I am reading a book named "An Introduction to Clifford Algebras and Spinors" by J. Vaz Jr. and R. da Rocha. In page 78, I met a confusing formula (3.89), written as:
$$\gamma(\mathbf{v})\gamma(\mathbf{u})=\gamma[\gamma(\mathbf{v})(\mathbf{u})]$$
where $\gamma:V\to\mathcal{C}\ell(V,g)$ is a Clifford mapping and $\mathbf{v},\mathbf{u}\in V$. The book said this formula is due to "the associativity of Clifford algebra".
I really don't understand this, could anyone give some hints of why?
Context:
In the preceding section the authors constructed Clifford algebra using creation operators $\mathbf{E}:V\to\mathrm{End}(\bigwedge(V))$ where $\mathbf{E}(\mathbf{v})(A)=\mathbf{v}\wedge A$, and annihilation operators $\mathbf{I}:V^*\to\mathrm{End}(\bigwedge(V))$ where $\mathbf{I}(\alpha)(A)=\alpha\rfloor A$. Using notation $\flat:V\to V^*$ as the index lowering operator, the Clifford mapping is defined as
$$\gamma=\gamma_+=\mathbf{E}+\mathbf{I}\circ\flat$$
After that confusing formula, the authors used above formula to get ($g$ is the associated bilinear quadratic form)

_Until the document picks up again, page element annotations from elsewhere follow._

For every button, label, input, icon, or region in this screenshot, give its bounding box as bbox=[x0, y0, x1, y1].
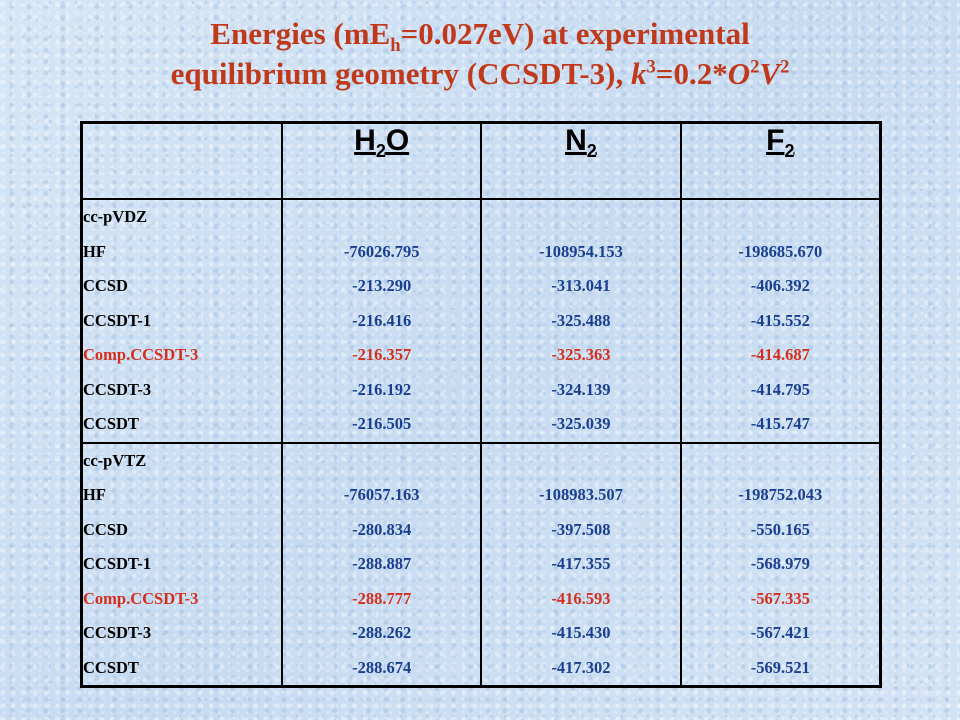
f2-values-cell: -198685.670 -406.392 -415.552 -414.687 -… bbox=[679, 198, 882, 444]
value: -417.302 bbox=[551, 657, 611, 677]
value: -216.192 bbox=[352, 379, 412, 399]
value: -216.505 bbox=[352, 414, 412, 433]
method-label: CCSDT-3 bbox=[83, 379, 152, 399]
slide-title: Energies (mEh=0.027eV) at experimental e… bbox=[0, 14, 960, 94]
value: -280.834 bbox=[352, 519, 412, 539]
value: -325.488 bbox=[551, 310, 611, 330]
value: -213.290 bbox=[352, 276, 412, 295]
method-label: CCSDT-1 bbox=[83, 554, 152, 573]
value: -397.508 bbox=[551, 519, 611, 539]
value: -76057.163 bbox=[343, 485, 420, 504]
method-label: CCSDT bbox=[83, 657, 139, 677]
header-h2o: H2O bbox=[281, 121, 483, 200]
value: -313.041 bbox=[551, 276, 611, 295]
table-block-row: cc-pVTZ HF CCSD CCSDT-1 Comp.CCSDT-3 CCS… bbox=[80, 441, 882, 688]
value: -108983.507 bbox=[538, 485, 623, 504]
value: -415.430 bbox=[551, 623, 611, 642]
method-label: CCSD bbox=[83, 276, 128, 295]
value-highlight: -414.687 bbox=[750, 345, 810, 364]
h2o-values-cell: -76057.163 -280.834 -288.887 -288.777 -2… bbox=[281, 441, 483, 688]
method-label: CCSDT bbox=[83, 414, 139, 433]
title-line-2: equilibrium geometry (CCSDT-3), k3=0.2*O… bbox=[170, 56, 790, 91]
header-empty-cell bbox=[80, 121, 284, 200]
value: -569.521 bbox=[750, 657, 810, 677]
method-label: CCSDT-1 bbox=[83, 310, 152, 330]
value: -414.795 bbox=[750, 379, 810, 399]
value: -406.392 bbox=[750, 276, 810, 295]
value: -288.887 bbox=[352, 554, 412, 573]
value: -324.139 bbox=[551, 379, 611, 399]
title-line-1: Energies (mEh=0.027eV) at experimental bbox=[210, 16, 750, 57]
method-label-highlight: Comp.CCSDT-3 bbox=[83, 345, 199, 364]
value: -415.552 bbox=[750, 310, 810, 330]
method-labels-cell: cc-pVDZ HF CCSD CCSDT-1 Comp.CCSDT-3 CCS… bbox=[80, 198, 284, 444]
method-label: CCSDT-3 bbox=[83, 623, 152, 642]
basis-label: cc-pVDZ bbox=[83, 207, 148, 226]
value: -198685.670 bbox=[738, 241, 823, 261]
value: -568.979 bbox=[750, 554, 810, 573]
value: -325.039 bbox=[551, 414, 611, 433]
basis-label: cc-pVTZ bbox=[83, 450, 147, 470]
value: -76026.795 bbox=[343, 241, 420, 261]
header-f2: F2 bbox=[679, 121, 882, 200]
table-header-row: H2O N2 F2 bbox=[80, 121, 882, 200]
n2-values-cell: -108954.153 -313.041 -325.488 -325.363 -… bbox=[480, 198, 682, 444]
value: -288.674 bbox=[352, 657, 412, 677]
method-label: HF bbox=[83, 241, 106, 261]
value: -415.747 bbox=[750, 414, 810, 433]
value: -216.416 bbox=[352, 310, 412, 330]
method-labels-cell: cc-pVTZ HF CCSD CCSDT-1 Comp.CCSDT-3 CCS… bbox=[80, 441, 284, 688]
value: -288.262 bbox=[352, 623, 412, 642]
table-block-row: cc-pVDZ HF CCSD CCSDT-1 Comp.CCSDT-3 CCS… bbox=[80, 198, 882, 444]
value-highlight: -288.777 bbox=[352, 588, 412, 608]
n2-values-cell: -108983.507 -397.508 -417.355 -416.593 -… bbox=[480, 441, 682, 688]
value: -417.355 bbox=[551, 554, 611, 573]
energies-table: H2O N2 F2 cc-pVDZ HF CCSD CCSDT-1 Comp.C… bbox=[80, 121, 882, 688]
f2-values-cell: -198752.043 -550.165 -568.979 -567.335 -… bbox=[679, 441, 882, 688]
method-label: CCSD bbox=[83, 519, 128, 539]
value: -567.421 bbox=[750, 623, 810, 642]
value-highlight: -325.363 bbox=[551, 345, 611, 364]
h2o-values-cell: -76026.795 -213.290 -216.416 -216.357 -2… bbox=[281, 198, 483, 444]
value-highlight: -216.357 bbox=[352, 345, 412, 364]
value-highlight: -567.335 bbox=[750, 588, 810, 608]
method-label-highlight: Comp.CCSDT-3 bbox=[83, 588, 199, 608]
value: -198752.043 bbox=[738, 485, 823, 504]
value-highlight: -416.593 bbox=[551, 588, 611, 608]
method-label: HF bbox=[83, 485, 106, 504]
header-n2: N2 bbox=[480, 121, 682, 200]
value: -550.165 bbox=[750, 519, 810, 539]
value: -108954.153 bbox=[538, 241, 623, 261]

$$\begin{eqnarray} \gamma(\mathbf{v})(\mathbf{u})&=&(\mathbf{E}+\mathbf{I}\circ\flat)(\mathbf{v})(\mathbf{u})\\ &=&\mathbf{v}\wedge\mathbf{u}+\mathbf{v}_\flat\rfloor\mathbf{u}\\ &=&\mathbf{v}\wedge\mathbf{u}+g(\mathbf{v},\mathbf{u}) \end{eqnarray}$$
And, thus
$$\begin{eqnarray} \gamma(\mathbf{v})\gamma(\mathbf{u})&=&\gamma[\gamma(\mathbf{v})(\mathbf{u})]\\ &=&\gamma[\mathbf{v}\wedge\mathbf{u}+g(\mathbf{v},\mathbf{u})]\\ &=&\gamma(\mathbf{v}\wedge\mathbf{u})+g(\mathbf{v},\mathbf{u})\mathbf{1} \end{eqnarray}$$
I asked the original author via email and finally understand the formula. So let me share my understanding below.

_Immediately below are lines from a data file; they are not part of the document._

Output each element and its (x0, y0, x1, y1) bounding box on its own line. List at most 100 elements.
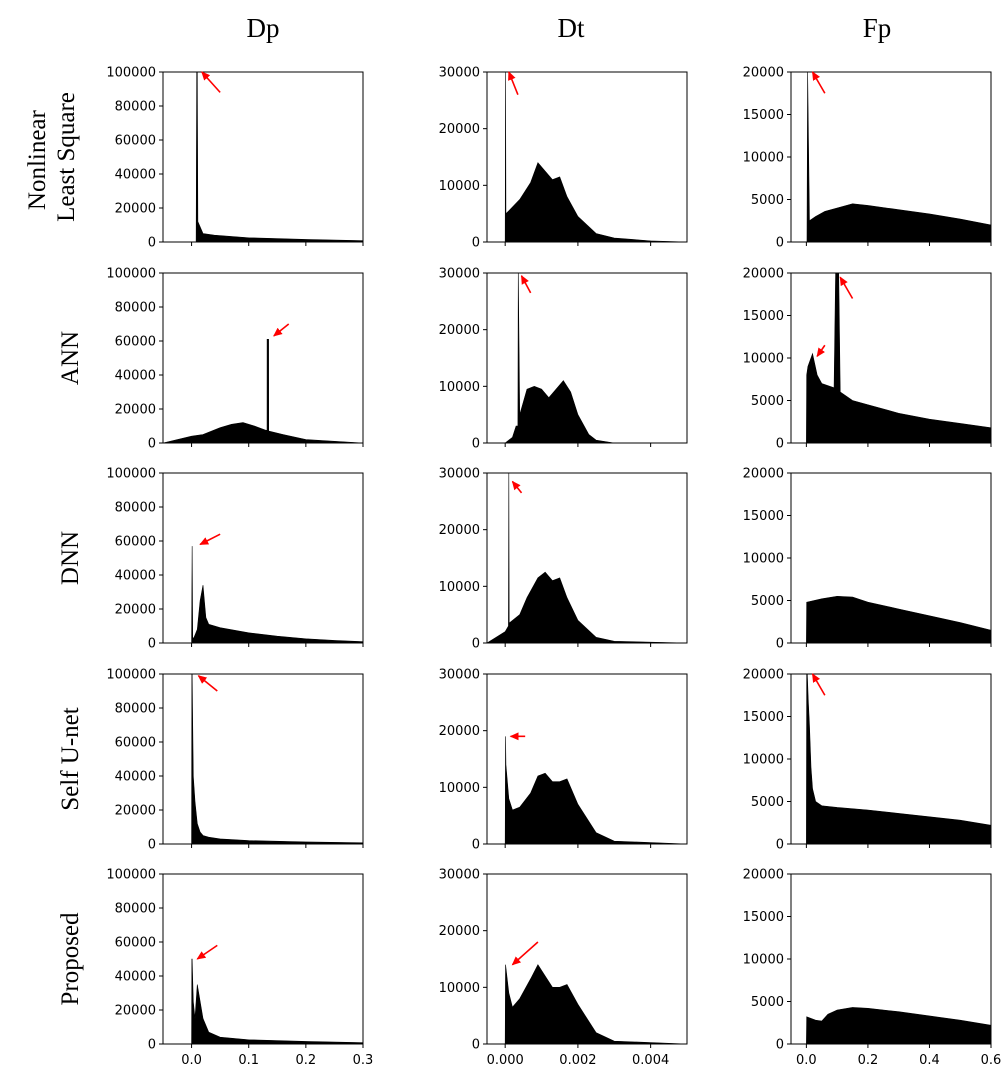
y-tick-label-dnn-dt-10000: 10000 (439, 580, 480, 595)
y-tick-label-proposed-fp-20000: 20000 (743, 868, 784, 883)
y-tick-label-proposed-fp-0: 0 (776, 1038, 784, 1053)
y-tick-label-nonlinear-least-square-fp-0: 0 (776, 236, 784, 251)
y-tick-label-nonlinear-least-square-dp-40000: 40000 (115, 168, 156, 183)
y-tick-label-proposed-dt-30000: 30000 (439, 868, 480, 883)
x-tick-label-proposed-dp-2: 0.2 (296, 1053, 317, 1068)
panel-self-u-net-fp: 0 5000 10000 15000 20000 (743, 668, 992, 853)
panel-dnn-fp: 0 5000 10000 15000 20000 (743, 467, 992, 652)
x-tick-label-proposed-dt-2: 0.004 (632, 1053, 669, 1068)
y-tick-label-proposed-dp-80000: 80000 (115, 902, 156, 917)
y-tick-label-dnn-fp-15000: 15000 (743, 509, 784, 524)
panels: 0200004000060000800001000000100002000030… (106, 66, 1001, 1069)
histogram-area-dnn-dp (163, 546, 364, 644)
annotation-arrow-proposed-dt-0 (511, 941, 539, 966)
y-tick-label-nonlinear-least-square-fp-5000: 5000 (751, 193, 784, 208)
panel-nonlinear-least-square-dt: 0 10000 20000 30000 (439, 66, 688, 251)
axes-frame-ann-dt (486, 272, 688, 444)
panel-self-u-net-dt: 0 10000 20000 30000 (439, 668, 688, 853)
y-tick-label-self-u-net-dp-80000: 80000 (115, 702, 156, 717)
y-tick-label-self-u-net-fp-5000: 5000 (751, 795, 784, 810)
y-tick-label-nonlinear-least-square-dp-100000: 100000 (106, 66, 156, 81)
annotation-arrow-dnn-dp-0 (199, 533, 221, 546)
panel-self-u-net-dp: 0 20000 40000 60000 80000 100000 (106, 668, 364, 853)
annotation-arrow-nonlinear-least-square-dp-0 (201, 71, 221, 93)
histogram-area-proposed-fp (791, 1007, 992, 1045)
y-tick-label-ann-dp-40000: 40000 (115, 369, 156, 384)
y-tick-label-self-u-net-dp-40000: 40000 (115, 770, 156, 785)
annotation-arrow-proposed-dp-0 (196, 944, 218, 960)
histogram-area-proposed-dp (163, 958, 364, 1045)
histogram-area-dnn-dt (485, 472, 688, 644)
panel-nonlinear-least-square-fp: 0 5000 10000 15000 20000 (743, 66, 992, 251)
axes-frame-dnn-dt (486, 472, 688, 644)
annotation-arrow-self-u-net-fp-0 (811, 673, 826, 696)
y-tick-label-dnn-fp-10000: 10000 (743, 552, 784, 567)
y-tick-label-proposed-dp-100000: 100000 (106, 868, 156, 883)
x-tick-label-proposed-fp-2: 0.4 (919, 1053, 940, 1068)
y-tick-label-ann-dt-10000: 10000 (439, 380, 480, 395)
histogram-area-nonlinear-least-square-dt (487, 71, 688, 243)
axes-frame-nonlinear-least-square-dp (162, 71, 364, 243)
y-tick-label-nonlinear-least-square-dt-0: 0 (472, 236, 480, 251)
y-tick-label-ann-dt-20000: 20000 (439, 323, 480, 338)
y-tick-label-self-u-net-dp-100000: 100000 (106, 668, 156, 683)
y-tick-label-dnn-dp-20000: 20000 (115, 603, 156, 618)
y-tick-label-dnn-dt-0: 0 (472, 637, 480, 652)
y-tick-label-ann-fp-15000: 15000 (743, 309, 784, 324)
y-tick-label-nonlinear-least-square-dp-0: 0 (148, 236, 156, 251)
y-tick-label-proposed-dt-0: 0 (472, 1038, 480, 1053)
y-tick-label-self-u-net-dt-0: 0 (472, 838, 480, 853)
y-tick-label-proposed-dt-10000: 10000 (439, 981, 480, 996)
y-tick-label-nonlinear-least-square-dp-60000: 60000 (115, 134, 156, 149)
y-tick-label-ann-dp-20000: 20000 (115, 403, 156, 418)
column-title-fp: Fp (863, 13, 892, 43)
annotation-arrow-dnn-dt-0 (511, 480, 523, 494)
annotation-arrow-self-u-net-dp-0 (197, 675, 218, 692)
axes-frame-ann-dp (162, 272, 364, 444)
column-title-dp: Dp (247, 13, 280, 43)
y-tick-label-dnn-dt-30000: 30000 (439, 467, 480, 482)
panel-dnn-dt: 0 10000 20000 30000 (439, 467, 688, 652)
panel-proposed-dt: 0 10000 20000 30000 0.000 0.002 0.004 (439, 868, 688, 1068)
y-tick-label-proposed-fp-10000: 10000 (743, 953, 784, 968)
y-tick-label-self-u-net-dp-20000: 20000 (115, 804, 156, 819)
y-tick-label-proposed-dt-20000: 20000 (439, 924, 480, 939)
histogram-area-self-u-net-dt (487, 736, 688, 845)
y-tick-label-proposed-fp-15000: 15000 (743, 910, 784, 925)
x-tick-label-proposed-dp-1: 0.1 (238, 1053, 259, 1068)
panel-proposed-dp: 0 20000 40000 60000 80000 100000 0.0 0.1 0.2 0.3 (106, 868, 373, 1069)
y-tick-label-self-u-net-fp-15000: 15000 (743, 710, 784, 725)
y-tick-label-self-u-net-dp-60000: 60000 (115, 736, 156, 751)
y-tick-label-nonlinear-least-square-dt-20000: 20000 (439, 122, 480, 137)
y-tick-label-ann-dp-80000: 80000 (115, 301, 156, 316)
y-tick-label-ann-dp-60000: 60000 (115, 335, 156, 350)
column-title-dt: Dt (558, 13, 585, 43)
row-label-dnn: DNN (57, 531, 84, 585)
y-tick-label-ann-dt-30000: 30000 (439, 267, 480, 282)
row-label-ann: ANN (57, 331, 84, 385)
y-tick-label-proposed-fp-5000: 5000 (751, 995, 784, 1010)
panel-proposed-fp: 0 5000 10000 15000 20000 0.0 0.2 0.4 0.6 (743, 868, 1002, 1069)
y-tick-label-proposed-dp-20000: 20000 (115, 1004, 156, 1019)
x-tick-label-proposed-dt-1: 0.002 (559, 1053, 596, 1068)
panel-dnn-dp: 0 20000 40000 60000 80000 100000 (106, 467, 364, 652)
annotation-arrow-ann-fp-1 (816, 344, 826, 358)
x-tick-label-proposed-fp-3: 0.6 (981, 1053, 1002, 1068)
axes-frame-proposed-dp (162, 873, 364, 1045)
y-tick-label-ann-dp-100000: 100000 (106, 267, 156, 282)
y-tick-label-proposed-dp-60000: 60000 (115, 936, 156, 951)
y-tick-label-self-u-net-fp-0: 0 (776, 838, 784, 853)
x-tick-label-proposed-dp-3: 0.3 (353, 1053, 374, 1068)
annotation-arrow-ann-fp-0 (839, 276, 854, 299)
y-tick-label-nonlinear-least-square-fp-15000: 15000 (743, 108, 784, 123)
x-tick-label-proposed-fp-0: 0.0 (796, 1053, 817, 1068)
y-tick-label-ann-dt-0: 0 (472, 437, 480, 452)
y-tick-label-dnn-dp-40000: 40000 (115, 569, 156, 584)
y-tick-label-ann-fp-10000: 10000 (743, 352, 784, 367)
y-tick-label-self-u-net-dt-20000: 20000 (439, 724, 480, 739)
y-tick-label-nonlinear-least-square-fp-10000: 10000 (743, 151, 784, 166)
y-tick-label-ann-fp-0: 0 (776, 437, 784, 452)
y-tick-label-self-u-net-dt-30000: 30000 (439, 668, 480, 683)
y-tick-label-self-u-net-fp-20000: 20000 (743, 668, 784, 683)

Suppose we have an associative operator $\vartriangle$, satisfying $$(\mathbf{v}\vartriangle\mathbf{u})\vartriangle\mathbf{w}=\mathbf{v}\vartriangle\mathbf{u}\vartriangle\mathbf{w}=\mathbf{v}\vartriangle(\mathbf{u}\vartriangle\mathbf{w})$$
So here if $\mathbf{v}\vartriangle\mathbf{u}=\gamma(\mathbf{v})(\mathbf{u})$, then we have $$\begin{eqnarray} \gamma[\gamma(\mathbf{v})(\mathbf{u})](\mathbf{w})&=&(\mathbf{v}\vartriangle\mathbf{u})\vartriangle\mathbf{w}\\ &=&\mathbf{v}\vartriangle(\mathbf{u}\vartriangle\mathbf{w})\\ &=&\gamma(\mathbf{v})(\gamma(\mathbf{u})(\mathbf{w}))\\ &=&\gamma(\mathbf{v})\gamma(\mathbf{u})(\mathbf{w}) \end{eqnarray}$$
Removing $\mathbf{w}$ from both sides, we finally get $$\gamma(\mathbf{v})\gamma(\mathbf{u})=\gamma[\gamma(\mathbf{v})(\mathbf{u})]$$
And the associativity is due to Clifford algebra.